Le premier opus de The Talos Principle est devenu un tel classique en matière de jeu de réflexion qu’on a parfois tendance à oublier à quel point son existence même paraissait improbable au moment de sa sortie. Il y a dix ans, quand on vous parlait de la Croteam, l’image qui venait en tête était celle d’un développeur croate qui ne faisait ni dans la dentelle ni dans le remue-méninges. En effet, si le studio bénéficiait déjà d’une belle renommée, c’était surtout pour sa licence Serious Sam, du FPS bourrin à souhait qui s’assumait comme tel. Et voilà qu’il accouche fin 2014 d’un jeu de réflexion tout ce qu’il y a de plus non violent, enfin, exception faite d’une certaine violence psychologique dirons-nous. On y incarne un androïde qu’on doit mener à la première ou à la troisième personne à travers une succession d’énigmes qui impliquent le plus souvent des faisceaux d’énergie à guider au bon endroit pour débloquer la situation. Le tout est enrobé d’une foule de discours philosophiques qui portent essentiellement sur des questions existentielles du type « qu’est-ce que la conscience ? » ou « comment définir l’humanité ? ». Présenté de cette manière, ça peut sembler indigeste, mais heureusement le jeu comporte aussi une bonne dose d’humour et sait parfaitement jouer de la dérision pour soulager l’atmosphère. Bref, c’est un chef-d’œuvre et il n’est pas trop tard pour le découvrir, mais la question qui nous occupe ici est plutôt de savoir si sa suite est à sa hauteur.

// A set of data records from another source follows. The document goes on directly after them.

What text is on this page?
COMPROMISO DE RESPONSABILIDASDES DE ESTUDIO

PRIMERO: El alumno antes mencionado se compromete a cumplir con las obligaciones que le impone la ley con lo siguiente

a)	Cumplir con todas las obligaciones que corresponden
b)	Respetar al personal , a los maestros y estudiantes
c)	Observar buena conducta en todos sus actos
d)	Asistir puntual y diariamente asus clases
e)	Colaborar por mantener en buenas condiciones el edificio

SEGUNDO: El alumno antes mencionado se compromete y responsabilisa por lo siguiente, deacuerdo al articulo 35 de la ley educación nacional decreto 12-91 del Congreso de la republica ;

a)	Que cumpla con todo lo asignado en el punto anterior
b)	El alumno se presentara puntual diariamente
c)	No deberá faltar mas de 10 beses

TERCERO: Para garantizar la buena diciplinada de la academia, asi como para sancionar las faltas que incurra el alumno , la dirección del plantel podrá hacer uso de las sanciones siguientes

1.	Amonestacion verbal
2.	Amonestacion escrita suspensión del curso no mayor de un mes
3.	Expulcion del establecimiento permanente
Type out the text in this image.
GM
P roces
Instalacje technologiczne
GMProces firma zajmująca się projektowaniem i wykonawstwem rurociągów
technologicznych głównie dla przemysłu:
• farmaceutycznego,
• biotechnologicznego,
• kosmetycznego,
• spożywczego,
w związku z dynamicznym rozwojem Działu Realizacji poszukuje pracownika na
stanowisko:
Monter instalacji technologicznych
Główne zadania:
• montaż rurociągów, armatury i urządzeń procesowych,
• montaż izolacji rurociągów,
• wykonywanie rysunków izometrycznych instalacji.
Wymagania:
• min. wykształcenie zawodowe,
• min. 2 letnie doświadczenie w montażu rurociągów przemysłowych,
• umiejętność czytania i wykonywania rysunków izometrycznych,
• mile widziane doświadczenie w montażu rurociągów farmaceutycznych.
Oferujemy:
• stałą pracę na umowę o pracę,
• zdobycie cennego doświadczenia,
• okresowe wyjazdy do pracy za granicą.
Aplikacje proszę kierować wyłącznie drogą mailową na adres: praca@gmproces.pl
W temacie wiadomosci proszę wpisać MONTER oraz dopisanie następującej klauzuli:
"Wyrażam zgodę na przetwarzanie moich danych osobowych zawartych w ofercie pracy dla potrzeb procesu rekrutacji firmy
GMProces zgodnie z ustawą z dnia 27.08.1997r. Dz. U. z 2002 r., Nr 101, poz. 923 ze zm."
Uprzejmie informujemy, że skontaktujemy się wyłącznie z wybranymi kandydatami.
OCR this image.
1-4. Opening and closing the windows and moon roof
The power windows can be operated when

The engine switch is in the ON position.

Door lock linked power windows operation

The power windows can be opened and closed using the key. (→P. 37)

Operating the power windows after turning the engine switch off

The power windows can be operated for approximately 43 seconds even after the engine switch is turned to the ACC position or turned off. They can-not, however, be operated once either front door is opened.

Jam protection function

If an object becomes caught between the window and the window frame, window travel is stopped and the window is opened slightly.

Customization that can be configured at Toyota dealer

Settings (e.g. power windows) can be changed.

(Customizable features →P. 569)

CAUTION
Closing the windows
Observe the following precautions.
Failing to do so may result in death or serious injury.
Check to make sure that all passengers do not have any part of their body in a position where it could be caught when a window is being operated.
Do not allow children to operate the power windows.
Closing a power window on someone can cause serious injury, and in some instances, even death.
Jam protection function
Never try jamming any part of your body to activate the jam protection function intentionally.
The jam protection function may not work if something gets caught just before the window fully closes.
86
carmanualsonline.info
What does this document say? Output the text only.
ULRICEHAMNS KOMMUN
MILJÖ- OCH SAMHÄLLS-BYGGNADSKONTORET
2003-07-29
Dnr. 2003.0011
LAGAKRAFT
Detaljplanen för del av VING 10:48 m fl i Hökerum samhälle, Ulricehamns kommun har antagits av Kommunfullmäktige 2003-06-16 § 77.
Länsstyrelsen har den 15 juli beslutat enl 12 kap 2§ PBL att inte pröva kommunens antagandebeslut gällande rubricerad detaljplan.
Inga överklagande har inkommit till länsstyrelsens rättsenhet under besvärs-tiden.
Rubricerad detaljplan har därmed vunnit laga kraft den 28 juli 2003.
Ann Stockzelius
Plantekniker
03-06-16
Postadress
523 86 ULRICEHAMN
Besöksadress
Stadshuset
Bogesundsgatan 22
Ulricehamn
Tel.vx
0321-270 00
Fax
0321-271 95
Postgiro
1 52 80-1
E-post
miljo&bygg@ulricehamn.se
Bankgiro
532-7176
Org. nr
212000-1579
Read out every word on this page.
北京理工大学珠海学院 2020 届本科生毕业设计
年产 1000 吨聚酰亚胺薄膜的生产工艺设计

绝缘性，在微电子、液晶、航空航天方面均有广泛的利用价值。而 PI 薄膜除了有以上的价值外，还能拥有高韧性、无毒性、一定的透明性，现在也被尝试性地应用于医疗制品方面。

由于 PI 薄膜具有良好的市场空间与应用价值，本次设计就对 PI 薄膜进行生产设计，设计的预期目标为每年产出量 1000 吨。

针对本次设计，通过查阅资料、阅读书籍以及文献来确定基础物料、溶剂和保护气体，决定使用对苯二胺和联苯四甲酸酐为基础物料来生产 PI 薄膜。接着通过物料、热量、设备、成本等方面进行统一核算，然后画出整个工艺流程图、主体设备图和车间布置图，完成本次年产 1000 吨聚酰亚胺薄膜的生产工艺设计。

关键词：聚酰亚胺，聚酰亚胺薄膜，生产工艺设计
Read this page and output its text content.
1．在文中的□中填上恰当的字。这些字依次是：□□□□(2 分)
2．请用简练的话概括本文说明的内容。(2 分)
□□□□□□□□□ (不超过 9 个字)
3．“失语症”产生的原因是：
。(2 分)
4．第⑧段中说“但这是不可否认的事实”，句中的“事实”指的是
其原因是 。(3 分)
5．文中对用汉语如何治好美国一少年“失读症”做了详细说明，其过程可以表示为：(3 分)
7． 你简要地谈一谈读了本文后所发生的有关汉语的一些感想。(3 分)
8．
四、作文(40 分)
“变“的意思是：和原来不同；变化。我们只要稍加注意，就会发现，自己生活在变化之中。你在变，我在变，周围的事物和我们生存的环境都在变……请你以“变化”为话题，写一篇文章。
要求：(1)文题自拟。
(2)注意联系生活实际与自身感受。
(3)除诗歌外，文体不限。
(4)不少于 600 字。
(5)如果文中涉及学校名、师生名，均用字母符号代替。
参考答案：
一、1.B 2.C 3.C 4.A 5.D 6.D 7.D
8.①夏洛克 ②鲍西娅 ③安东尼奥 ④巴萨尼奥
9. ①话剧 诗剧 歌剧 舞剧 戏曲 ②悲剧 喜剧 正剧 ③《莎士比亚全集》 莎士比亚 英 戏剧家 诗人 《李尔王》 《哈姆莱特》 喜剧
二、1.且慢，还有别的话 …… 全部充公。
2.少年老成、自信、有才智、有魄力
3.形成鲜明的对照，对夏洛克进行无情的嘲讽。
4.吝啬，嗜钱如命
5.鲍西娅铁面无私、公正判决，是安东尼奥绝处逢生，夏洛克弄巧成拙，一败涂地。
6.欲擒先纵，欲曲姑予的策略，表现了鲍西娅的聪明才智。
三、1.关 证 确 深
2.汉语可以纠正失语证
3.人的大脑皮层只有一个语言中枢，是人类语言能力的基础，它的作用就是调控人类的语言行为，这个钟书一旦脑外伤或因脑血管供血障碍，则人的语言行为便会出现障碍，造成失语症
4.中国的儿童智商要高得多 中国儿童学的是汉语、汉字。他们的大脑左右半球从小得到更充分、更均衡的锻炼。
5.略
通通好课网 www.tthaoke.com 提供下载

Je cogite donc j’ai le seum

On avait beau être prévenus depuis un bail, il était difficile d’imaginer une suite tant le premier épisode et son DLC se suffisaient déjà à eux-mêmes. Et pourtant, ce deuxième volet est bel et bien une suite directe scénaristiquement parlant et se présente même d’emblée dans une sorte de continuité, mais avec des tas de superlatifs. Attention, on navigue dans un champ de mines spoilifiantes, mais on va quand même essayer de ménager la candeur de celles et ceux qui n’ont pas encore fait le jeu original. Pour la faire courte, le personnage principal du premier a donné naissance à toute une société d’androïdes, mais attention, ne les traitez pas de robots, ils se vivent comme la nouvelle humanité.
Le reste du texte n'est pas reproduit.